Я приложил пальцы к его небритому, колючему горлу и пощупал пульс. Тот был быстрым и рваным. Вдали я услышал завывание сирен.
— Вы правильно все сделали.
Глаза его подкатились.
— Едва успел. Не знаю, о чем я думал. Вероятно, ополоумел. Послушай-ка, друг. Если тебя схватят, не говори им, что я… ну, ты понимаешь, что я…
— Никогда. Вы его остановили, Теркотт. Он был бешеным псом, и вы положили этому конец. Ваша сестра гордилась бы вами.
Он улыбнулся и закрыл глаза.
14
Я пошел в ванную комнату, схватил полотенце, намочил его в тазу и вытер свое окровавленное лицо. Бросил грязное полотенце в ванну, схватил еще два и вышел в кухню.
— Там-то они и поймали Чеззи и содрали с него брюки. А потом окружили его, и давай бить и колотить. Я им кричу, чтобы перестали, а один из них глянул вверх, на меня, да как крикнет: «Ну-ка, давай, спускайся сюда, останови нас, ебло твое не мытое. Мы тебе вдвое больше наваляем». Ну, я и побежал в раздевалку, там еще были несколько футболистов, так я им сказал, что стая каких-то мудаков прессуют парня, так, может, они не против вмешаться. Конечно, им глубоко насрать было, кто там кого и за что прессует, но те спортсмены всегда были готовы встрять в потасовку. Они бросились туда, кое-кто побежал в одних лишь трусах. Ты хочешь услышать кое-что забавное, Эмберсон?
— Конечно. — Я вновь кинул беглый взгляд на часы. Уже почти без четверти семь. В доме Даннингов Дорис должна уже мыть посуду и, вероятно, слушает Хантли-Бринкли по телевизору[239].
— Ты куда-то спешишь? — спросил Теркотт. — На поезд, бля, опаздываешь, или чё?
— Вы собирались рассказать мне что-то забавное.
— О. Конечно. Они пели школьный гимн! Как тебе такое нравится?
В моем воображении явились восемь или десять упитанных, полураздетых ребят, как они галопом несутся через поле, стремясь разрядиться после тренировки в небольшой потасовке, и поют: «Хейл, Тигры Дерри, мы высоко несем наш флаг». Это действительно было забавным.
Теркотт увидел мою улыбку и ответил собственной. Она у него вышла напряженной, тем не менее, искренней.

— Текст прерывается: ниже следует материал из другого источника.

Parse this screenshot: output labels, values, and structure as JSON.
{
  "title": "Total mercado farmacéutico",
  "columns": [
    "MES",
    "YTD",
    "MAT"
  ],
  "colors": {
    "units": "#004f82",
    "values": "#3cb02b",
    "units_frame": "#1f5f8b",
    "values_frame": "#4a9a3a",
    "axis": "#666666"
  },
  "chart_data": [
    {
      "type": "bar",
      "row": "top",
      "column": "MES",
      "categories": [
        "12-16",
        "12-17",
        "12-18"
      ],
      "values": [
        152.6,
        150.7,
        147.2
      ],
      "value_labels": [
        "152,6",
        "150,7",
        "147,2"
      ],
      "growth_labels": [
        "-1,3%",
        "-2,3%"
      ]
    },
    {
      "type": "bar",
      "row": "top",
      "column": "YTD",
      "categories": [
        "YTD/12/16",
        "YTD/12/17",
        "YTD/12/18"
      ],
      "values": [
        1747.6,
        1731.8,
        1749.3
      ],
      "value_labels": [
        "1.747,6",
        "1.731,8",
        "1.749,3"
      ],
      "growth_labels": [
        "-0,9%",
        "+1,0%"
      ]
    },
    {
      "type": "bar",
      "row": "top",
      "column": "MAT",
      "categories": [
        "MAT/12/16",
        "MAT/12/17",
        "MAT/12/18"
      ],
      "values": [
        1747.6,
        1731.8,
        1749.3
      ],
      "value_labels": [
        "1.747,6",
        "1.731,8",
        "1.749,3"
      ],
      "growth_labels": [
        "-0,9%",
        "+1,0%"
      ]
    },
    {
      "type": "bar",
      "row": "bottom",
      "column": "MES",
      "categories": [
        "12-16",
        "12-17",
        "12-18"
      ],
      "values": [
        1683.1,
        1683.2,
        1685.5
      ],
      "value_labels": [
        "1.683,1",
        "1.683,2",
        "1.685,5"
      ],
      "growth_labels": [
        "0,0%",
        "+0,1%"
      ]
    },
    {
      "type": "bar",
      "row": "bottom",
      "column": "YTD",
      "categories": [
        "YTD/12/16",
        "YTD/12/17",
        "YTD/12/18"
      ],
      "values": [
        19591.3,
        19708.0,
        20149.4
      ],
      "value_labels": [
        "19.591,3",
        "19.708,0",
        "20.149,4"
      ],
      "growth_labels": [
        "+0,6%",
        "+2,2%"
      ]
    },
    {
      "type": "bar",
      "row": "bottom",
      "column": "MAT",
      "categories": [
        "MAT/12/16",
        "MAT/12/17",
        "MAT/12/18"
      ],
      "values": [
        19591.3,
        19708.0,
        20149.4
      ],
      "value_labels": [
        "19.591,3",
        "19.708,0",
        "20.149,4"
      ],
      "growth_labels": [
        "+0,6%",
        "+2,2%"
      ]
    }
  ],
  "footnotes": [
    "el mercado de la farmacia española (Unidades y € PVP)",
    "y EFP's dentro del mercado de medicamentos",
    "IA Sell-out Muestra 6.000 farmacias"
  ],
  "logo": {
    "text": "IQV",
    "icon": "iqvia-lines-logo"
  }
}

— Парочку тех ребят футболеры хорошенько отпинали. Хотя и не Фрэнки Даннинга; этот сраный герой увидел, что своих меньше, и убежал в лес. Чеззи лежал на земле, держал одну руку другой. Та была сломана. А впрочем, все могло закончиться и хуже. Они могли бы его совсем забить до больнички. Вот один из футболистов смотрит на него, как он там лежит, и типа трогает его носаком бутсы — как вот, случайно, задеваешь коровий корж, в который чуть было не вступил — да и говорит: «И это мы бежали сюда, чтобы спасти какого-то еврейского поросенка?» И вся их ватага захохотала, так как это же была шутка, понимаешь? — Он посмотрел на меня через сияющие бриолином космы своих волос. — Еврей? Поросенок?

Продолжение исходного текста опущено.